I went into “The Wolf” with high expectations. I thought that “Sleepers” was a compelling story and was hoping to find more of the same in this novel. Unfortunately, while “The Wolf” is a good novel, it was nowhere near as good as “Sleepers.” I think that the main reason for this is that the scope of the story is too big for the author to take much time in building the characters and, as a result, I just never really cared about what happened to them. I felt almost as if I was watching a puppet show in which all of the actors are simple shells. I liked the premise of the story and I thought that it was executed well enough to be entertaining but I just could not get emotionally invested in the story. I was hoping for more substance in the book than what I found.

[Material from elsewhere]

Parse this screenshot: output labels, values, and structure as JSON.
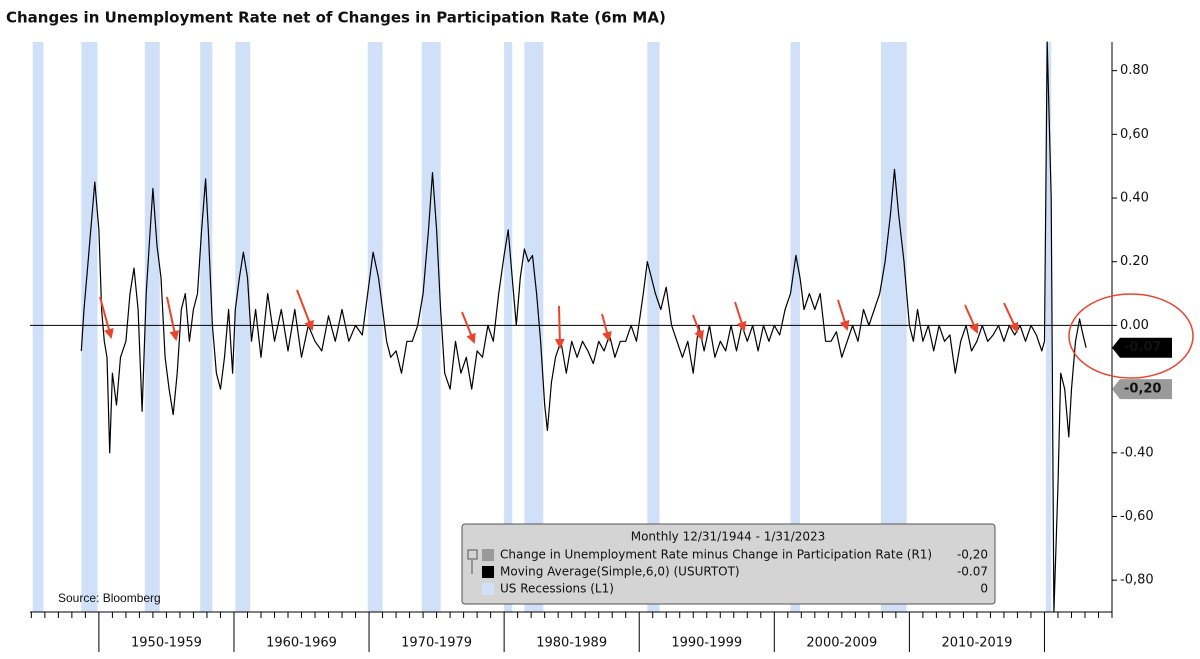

“The Wolf” is a fast and entertaining read if one is looking for a thriller to pass a couple hours with. Carcaterra is a very talented writer and knows how to tell a story in an entertaining manner. “The Wolf”moves briskly through the story and is never boring. It tells a tale of international intrigue that I did find interesting and it is obvious by the end that this is a story that the author intends to return to in the future. I am not saying that “The Wolf” is a bad novel by any means and it does do its job as a simple thriller effectively. I was just hoping for more substance in the story and found little more than pure entertainment. Fans of the genre are sure to be pleased with this book but I would wonder if fans of the author will be satisfied.
I would like to thank Ballantine Books and NetGalley for this review copy. “The Wolf” is available now.